Love it or hate it, e-mail is now an inevitable part of our lives! It can also become an ever-increasing annoyance. It’s easy to get burned out from email and start to suffer from e-mail overload. Here are a few tips, provided by Marsha Egan – CEO of the Egan Group Inc. , on how to manage our inboxes:
Reduce the number of times you check for new e-mail. Constantly checking for new e-mails and responding to them immediately decreases both productivity and work quality, as it takes your focus and attention away from the task at hand. Set a limit (try for less than five times) on how often you will check it each day – and ask your colleagues and managers to call if the matter is urgent.
Get out of your in-box.
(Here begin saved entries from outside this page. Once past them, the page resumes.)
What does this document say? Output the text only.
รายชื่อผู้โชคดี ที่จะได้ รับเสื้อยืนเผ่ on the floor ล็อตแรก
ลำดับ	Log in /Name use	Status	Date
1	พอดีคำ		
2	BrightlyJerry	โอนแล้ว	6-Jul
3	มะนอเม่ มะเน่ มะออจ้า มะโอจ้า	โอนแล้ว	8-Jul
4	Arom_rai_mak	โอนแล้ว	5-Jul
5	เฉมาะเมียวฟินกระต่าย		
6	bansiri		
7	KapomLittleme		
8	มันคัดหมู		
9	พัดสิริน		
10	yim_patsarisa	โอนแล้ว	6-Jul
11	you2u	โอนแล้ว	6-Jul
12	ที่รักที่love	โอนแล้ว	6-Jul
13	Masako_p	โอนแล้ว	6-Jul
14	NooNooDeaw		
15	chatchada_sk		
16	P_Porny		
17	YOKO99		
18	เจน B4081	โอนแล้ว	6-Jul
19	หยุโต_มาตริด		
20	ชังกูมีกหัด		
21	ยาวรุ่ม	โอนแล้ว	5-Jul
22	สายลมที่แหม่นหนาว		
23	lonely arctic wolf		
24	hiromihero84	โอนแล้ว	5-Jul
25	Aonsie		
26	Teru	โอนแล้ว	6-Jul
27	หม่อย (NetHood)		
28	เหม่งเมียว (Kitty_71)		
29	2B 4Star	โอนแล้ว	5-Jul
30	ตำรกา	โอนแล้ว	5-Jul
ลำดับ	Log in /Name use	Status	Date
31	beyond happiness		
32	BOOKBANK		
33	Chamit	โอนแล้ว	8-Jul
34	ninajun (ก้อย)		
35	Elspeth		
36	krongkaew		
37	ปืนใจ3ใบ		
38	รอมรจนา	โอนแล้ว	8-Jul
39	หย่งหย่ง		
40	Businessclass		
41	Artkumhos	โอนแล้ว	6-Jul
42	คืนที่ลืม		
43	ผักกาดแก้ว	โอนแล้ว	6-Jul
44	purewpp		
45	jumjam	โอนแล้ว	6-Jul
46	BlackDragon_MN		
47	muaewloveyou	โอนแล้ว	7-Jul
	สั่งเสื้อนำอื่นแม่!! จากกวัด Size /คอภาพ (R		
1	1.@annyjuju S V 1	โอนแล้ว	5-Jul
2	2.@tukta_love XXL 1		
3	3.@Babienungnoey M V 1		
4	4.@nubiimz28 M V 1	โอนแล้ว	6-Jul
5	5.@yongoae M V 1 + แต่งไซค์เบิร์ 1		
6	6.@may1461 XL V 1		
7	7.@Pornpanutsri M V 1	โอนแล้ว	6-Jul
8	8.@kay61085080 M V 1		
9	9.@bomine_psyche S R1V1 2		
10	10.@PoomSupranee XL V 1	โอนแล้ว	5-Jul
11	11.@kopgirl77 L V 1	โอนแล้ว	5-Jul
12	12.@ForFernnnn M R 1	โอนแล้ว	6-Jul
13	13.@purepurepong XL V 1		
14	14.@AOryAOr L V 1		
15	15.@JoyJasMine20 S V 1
You don’t open your snail mail and then put it back into the mailbox, so why keep all of your e-mail in your in-box? Having all pending work staring you in the face every time you check your mail promotes procrastination – and can make you feel anxious and overwhelmed. When sorting your e-mail, place it in folders that enable you to view it when you plan your day.
Differentiate between “sorting” and “handling” e-mail.Too many people confuse these two actions. If you allow the immediacy of e-mail to tempt you into taking care of all the e-mails as you read them, you could spend all day just responding to e-mail and ignoring higher-priority tasks. If you can accomplish the e-mailed task within two minutes, do it. If not, file it in an appropriate folder to be viewed when you are planning your priorities for the day. Consider setting a regular time each day to go through the sorted e-mails and prioritize them.
Don’t let e-mail control you. Check your e-mail on your own time, and don’t let the e-mail “ding” divert your focus from the important task you might already be working on. It will still be there when you finish what you’re doing.